Silence: a call to (contemplative) action
And yet. Silence may not give us everything we want, when we want, but it is still a gift, just as sound is. Even though vulnerability is uncomfortable, a life without silence is unbearable. As you may know from your life of noise, it is only a pale substitute for life. As Richard Rohr writes, silence is essential to any true life:
Without silence we do not really experience our experiences. . . . Without it, we just react instead of respond. Without some degree of silence, we are never living, never tasting, as there is not much capacity to enjoy, appreciate or taste the moment as it purely is. The opposite of contemplation is not action; it is reaction. We must wait for pure action, which always proceeds from a contemplative silence in which we are able to listen anew to truth and to what is really happening.[4]
The stakes are high. Silence, good silence, lies beyond the barriers of noise and distraction. It’s been sullied by our experiences of bad and damaging silence. It’s even a struggle for us to enter into it without feeling overcome by vulnerability. And yet, we need it.
Our ability to use silence well requires intention and practice, as if we were using a muscle. For many of us, the muscle has atrophied. We need exercise (which can continue, by the way, with the Selah and Your Turn sections that follow each of the remaining chapters). Every one of us can get better at using silence, welcoming it when it arrives, collaborating with it so we can enjoy its benefits and what it has to share with us. We can feel less vulnerable, less at risk, and more ready—even eager for the silence to begin.
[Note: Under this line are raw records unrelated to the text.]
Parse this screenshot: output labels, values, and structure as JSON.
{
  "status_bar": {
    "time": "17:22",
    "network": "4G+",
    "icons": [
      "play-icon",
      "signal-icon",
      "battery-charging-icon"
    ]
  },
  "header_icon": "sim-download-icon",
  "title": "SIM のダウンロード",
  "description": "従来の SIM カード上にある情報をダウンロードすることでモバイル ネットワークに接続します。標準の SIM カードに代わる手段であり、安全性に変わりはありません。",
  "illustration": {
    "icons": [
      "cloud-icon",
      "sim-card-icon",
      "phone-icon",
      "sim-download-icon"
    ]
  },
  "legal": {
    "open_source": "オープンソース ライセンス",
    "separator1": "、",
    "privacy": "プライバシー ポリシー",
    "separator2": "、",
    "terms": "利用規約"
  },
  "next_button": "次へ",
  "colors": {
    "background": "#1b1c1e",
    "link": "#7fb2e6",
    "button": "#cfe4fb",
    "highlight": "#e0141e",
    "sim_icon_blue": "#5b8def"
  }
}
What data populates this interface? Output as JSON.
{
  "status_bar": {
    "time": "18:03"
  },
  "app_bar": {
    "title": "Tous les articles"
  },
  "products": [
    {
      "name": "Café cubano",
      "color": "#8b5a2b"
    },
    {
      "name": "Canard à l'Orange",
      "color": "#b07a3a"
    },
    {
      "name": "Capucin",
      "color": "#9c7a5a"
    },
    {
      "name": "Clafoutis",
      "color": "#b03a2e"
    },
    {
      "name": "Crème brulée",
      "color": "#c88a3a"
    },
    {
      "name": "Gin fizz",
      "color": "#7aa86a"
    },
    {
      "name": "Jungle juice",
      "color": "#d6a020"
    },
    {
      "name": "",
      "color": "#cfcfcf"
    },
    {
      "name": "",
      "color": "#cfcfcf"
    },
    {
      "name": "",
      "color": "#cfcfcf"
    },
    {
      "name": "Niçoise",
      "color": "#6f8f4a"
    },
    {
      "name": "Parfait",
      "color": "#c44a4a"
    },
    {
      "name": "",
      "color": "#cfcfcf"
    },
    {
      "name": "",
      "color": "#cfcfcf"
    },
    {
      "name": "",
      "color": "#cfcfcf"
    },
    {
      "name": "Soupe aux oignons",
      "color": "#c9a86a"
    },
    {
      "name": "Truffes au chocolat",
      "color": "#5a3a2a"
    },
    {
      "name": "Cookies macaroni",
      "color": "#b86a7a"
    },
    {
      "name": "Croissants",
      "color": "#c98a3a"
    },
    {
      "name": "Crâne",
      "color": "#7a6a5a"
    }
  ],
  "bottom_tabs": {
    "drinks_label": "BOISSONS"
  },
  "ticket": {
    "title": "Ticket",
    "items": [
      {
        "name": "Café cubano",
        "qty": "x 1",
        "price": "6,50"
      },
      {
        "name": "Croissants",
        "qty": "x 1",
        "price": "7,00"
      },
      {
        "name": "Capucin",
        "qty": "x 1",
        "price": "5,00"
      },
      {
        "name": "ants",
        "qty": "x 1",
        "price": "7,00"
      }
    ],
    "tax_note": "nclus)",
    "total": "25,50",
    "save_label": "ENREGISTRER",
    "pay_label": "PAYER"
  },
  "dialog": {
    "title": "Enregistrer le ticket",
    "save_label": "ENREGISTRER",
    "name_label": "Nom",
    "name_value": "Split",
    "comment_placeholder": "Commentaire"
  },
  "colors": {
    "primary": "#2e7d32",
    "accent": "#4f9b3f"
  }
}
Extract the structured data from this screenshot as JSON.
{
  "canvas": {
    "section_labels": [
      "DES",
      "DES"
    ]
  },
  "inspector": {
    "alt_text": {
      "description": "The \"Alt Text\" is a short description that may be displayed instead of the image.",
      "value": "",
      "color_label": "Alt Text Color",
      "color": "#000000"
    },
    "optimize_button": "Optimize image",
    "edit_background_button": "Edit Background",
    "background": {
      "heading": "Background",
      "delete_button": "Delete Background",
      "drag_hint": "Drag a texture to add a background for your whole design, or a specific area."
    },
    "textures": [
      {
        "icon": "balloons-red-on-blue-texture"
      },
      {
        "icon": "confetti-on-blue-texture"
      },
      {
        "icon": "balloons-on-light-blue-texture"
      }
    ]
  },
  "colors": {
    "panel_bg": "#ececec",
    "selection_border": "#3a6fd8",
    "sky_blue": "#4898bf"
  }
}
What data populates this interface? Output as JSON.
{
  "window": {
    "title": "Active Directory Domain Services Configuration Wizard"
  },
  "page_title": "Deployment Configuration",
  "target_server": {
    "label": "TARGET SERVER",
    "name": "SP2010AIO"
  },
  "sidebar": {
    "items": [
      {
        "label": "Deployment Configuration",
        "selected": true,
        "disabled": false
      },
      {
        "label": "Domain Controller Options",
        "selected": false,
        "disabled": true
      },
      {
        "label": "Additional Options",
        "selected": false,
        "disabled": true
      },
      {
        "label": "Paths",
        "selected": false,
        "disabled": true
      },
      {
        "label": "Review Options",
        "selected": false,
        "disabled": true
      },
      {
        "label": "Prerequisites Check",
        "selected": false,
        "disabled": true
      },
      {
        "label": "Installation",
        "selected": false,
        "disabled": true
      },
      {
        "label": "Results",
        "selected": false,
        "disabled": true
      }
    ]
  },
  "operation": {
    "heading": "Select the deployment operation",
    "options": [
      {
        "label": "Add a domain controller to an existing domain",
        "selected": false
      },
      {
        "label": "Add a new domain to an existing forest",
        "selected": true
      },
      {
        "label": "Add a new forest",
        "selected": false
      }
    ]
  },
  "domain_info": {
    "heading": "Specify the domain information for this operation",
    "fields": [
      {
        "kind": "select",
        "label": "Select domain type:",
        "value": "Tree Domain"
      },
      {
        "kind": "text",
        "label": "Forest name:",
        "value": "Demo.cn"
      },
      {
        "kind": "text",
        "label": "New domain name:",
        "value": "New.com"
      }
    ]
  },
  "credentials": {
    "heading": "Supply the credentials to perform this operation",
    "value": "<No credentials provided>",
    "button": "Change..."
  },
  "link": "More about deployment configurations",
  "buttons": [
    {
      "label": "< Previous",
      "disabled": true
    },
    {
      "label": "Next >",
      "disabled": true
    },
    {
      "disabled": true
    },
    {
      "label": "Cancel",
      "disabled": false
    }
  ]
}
If you think I’m being grandiose, stay tuned.
[1] This scene from Band of Outsiders (Bande á Part, 1966) can be seen here: https://www.youtube.com/watch?v=B9XAi7xYOwQ.
[2] Endo, Shusaku. Silence: a novel. Trans. William Johnston. New York: Taplinger, 1980. The novel has also been adapted into a film version by Martin Scorcese in 2016.
[3] Schaeffer, Francis. He is There and He is Not Silent. Wheaton, IL: Tyndale House, 1972.
[4] Richard Rohr’s thoughts on silence, contemplation and reaction come from “You Cannot Capture Silence, It Captures You,” published on an unknown date in 2015 at http://www.awakin.org/read/view.php?tid=1065.
Selah
Take a few minutes to consider the following questions:
When was the last time I kept good silence from happening because I felt vulnerable? What might have actually happened if I had let it continue?
Have might I grow in my bravery, so I can experience vulnerability and then push past it into the silence, and into whatever that silence has to offer?